Our latest Office Insights report agrees, showing that 76% of employers believe that flexible working models that give employees the ability to choose how, when, and where they work are very significant or significant. By offering your employees and teams the ability to decide how they work best, you are enabling them to work productively and efficiently in the ways that suit them — and, by proxy, your organization — best, while preserving work-life balance and promoting a workplace culture that is empowering and which takes notice of the shifting role of the office itself.
“The companies who push for a full return-to-office could see serious ramifications if they don’t offer employees the kind of flexibility and environment they’re asking for … they’ll just leave,” reiterates Elise Freedman, a workforce transformation practice leader at Korn Ferry, in an interview with CNBC.
All About Authenticity
Engaged employees are productive employees. They’re also employees that see value in collaborating with colleagues and using physical office spaces. And the more they use the office, the higher the probability that they’ll want to return.
“By attracting people to come back regularly, a natural momentum can build, without imposing an arbitrary day count,” Fortune’s article reads. “This is not about providing organic snacks and foosball tables; it’s about creating employee experiences that are purposeful and authentic.”
To do so, an increasing number of corporates are turning to workplace experience and engagement tools — with our findings showing that 72% of employers agree or strongly agree that workplace experience and engagement tools will be a critical element of successful offices in the future. These tools are the main value-drivers behind hybrid working environments, which an additional 72% of employers agree or strongly agree are equally as important to employees as other workplace benefits such as annual leave and healthcare.

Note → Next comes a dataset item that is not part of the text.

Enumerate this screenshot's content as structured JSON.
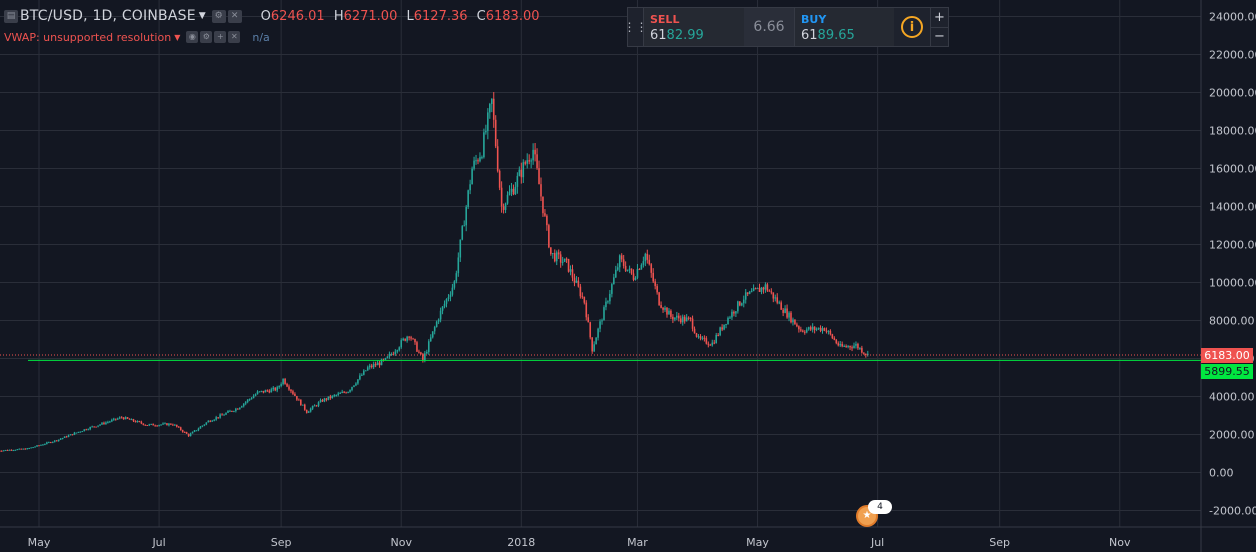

Mobile access, resource booking, food ordering, space monitoring — all are possible with the right workplace experience tools and platforms. They also enable employees to better collaborate and communicate, which is a common pain point among post-pandemic employees. In fact, 38% claim that “knowing when and why to come into the office has been their biggest challenge navigating work in recent months,” according to research from Microsoft.
Productivity by Design
“Companies need to think through what, exactly, they want to accomplish by bringing people back, why, and be transparent with their employees,” Freedman says. “That starts with answering ‘What is the role of the office, and how do we get our most effective work done?’”
Here, business leaders would do well to consider the physical design of their office spaces. In recent years, there has been a shift from individual workspaces and closed-off meeting rooms to open-air floor plans with free spaces primed for collaboration.
“Design changes such as larger conference rooms […] and outdoor spaces could have a positive impact,” confirms CNBC.
Fortune agrees: “Traditional offices are full of heads-down workspaces, such as desks and cubicles,” its article reads. “Consider new designs and technologies, such as sensors and moveable walls, that promote flexibility and collaboration.”
Again, our research shows corresponding data, with 68% of employers having redesigned their workspaces to support employee needs, and 28% planning to implement redesigned spaces in the next two years — a definite draw for even the most hesitant of returning employees.